Seminar Friday 24 January 2014

Anna Tompsett, Columbia University

Friday, January 24, 2014 - 13:00 to 14:00

Bridges: Transport Infrastructure and Economic Geography on the Mississippi and Ohio 1860-2000

Abstract

How important is the relocation of economic activity in assessing the aggregate impact of transport infrastructure? This paper evaluates the dynamic response to changes in land transport routes over the Ohio and Mississippi rivers, leveraging bridge construction and the sharp local changes induced in feasible journeys and travel times. I argue that the timing of construction of major bridges, within a window of several decades, is exogenous to growth conditional on local, long-term trends. The population of a county that experiences a 50% reduction in distance to a bridge grows by an additional 3% over the following 30 years, relative to a median growth rate of 15% over the same time period. Using the value of agricultural land as a proxy for production, I show that the accumulation in population is precipitated by an immediate local rise in per capita production. After 30 years, production and population density remain elevated in areas with relatively good transport access, but differences in per capita production have disappeared.

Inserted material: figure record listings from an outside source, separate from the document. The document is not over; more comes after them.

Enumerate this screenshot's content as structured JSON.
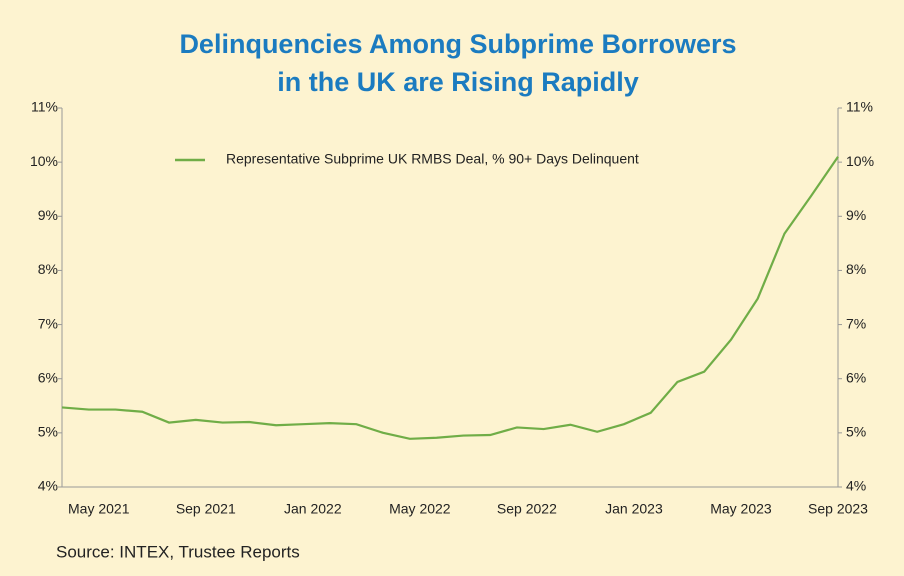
{
  "chart_data": {
    "type": "line",
    "title": [
      "Delinquencies Among Subprime Borrowers",
      "in the UK are Rising Rapidly"
    ],
    "source": "Source: INTEX, Trustee Reports",
    "categories": [
      null,
      "May 2021",
      null,
      null,
      null,
      "Sep 2021",
      null,
      null,
      null,
      "Jan 2022",
      null,
      null,
      null,
      "May 2022",
      null,
      null,
      null,
      "Sep 2022",
      null,
      null,
      null,
      "Jan 2023",
      null,
      null,
      null,
      "May 2023",
      null,
      null,
      null,
      "Sep 2023"
    ],
    "series": [
      {
        "name": "Representative Subprime UK RMBS Deal, % 90+ Days Delinquent",
        "color": "#70ad47",
        "values": [
          5.47,
          5.43,
          5.43,
          5.39,
          5.19,
          5.24,
          5.19,
          5.2,
          5.14,
          5.16,
          5.18,
          5.16,
          5.0,
          4.89,
          4.91,
          4.95,
          4.96,
          5.1,
          5.07,
          5.15,
          5.02,
          5.16,
          5.37,
          5.94,
          6.13,
          6.72,
          7.48,
          8.68,
          9.38,
          10.1
        ]
      }
    ],
    "ylim": [
      4,
      11
    ],
    "yticks": [
      {
        "value": 4,
        "label": "4%"
      },
      {
        "value": 5,
        "label": "5%"
      },
      {
        "value": 6,
        "label": "6%"
      },
      {
        "value": 7,
        "label": "7%"
      },
      {
        "value": 8,
        "label": "8%"
      },
      {
        "value": 9,
        "label": "9%"
      },
      {
        "value": 10,
        "label": "10%"
      },
      {
        "value": 11,
        "label": "11%"
      }
    ],
    "y2lim": [
      4,
      11
    ],
    "y2ticks": [
      {
        "value": 4,
        "label": "4%"
      },
      {
        "value": 5,
        "label": "5%"
      },
      {
        "value": 6,
        "label": "6%"
      },
      {
        "value": 7,
        "label": "7%"
      },
      {
        "value": 8,
        "label": "8%"
      },
      {
        "value": 9,
        "label": "9%"
      },
      {
        "value": 10,
        "label": "10%"
      },
      {
        "value": 11,
        "label": "11%"
      }
    ],
    "grid": false,
    "legend": "top"
  }
}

I use an instrumental variables approach which exploits discontinuities in the  volumetric flow rate in rivers at confluences with major tributaries to estimate the longer-run impact of transport infrastructure. I find suggestive evidence for larger positive long-run impacts of proximity to transport routes on population density, weakly positive impacts on production, and negative impacts on per capita production. While basic economic theory anticipates these results, ignoring the endogenous population response would lead to grossly misleading conclusions about the aggregate impact of transport infrastructure.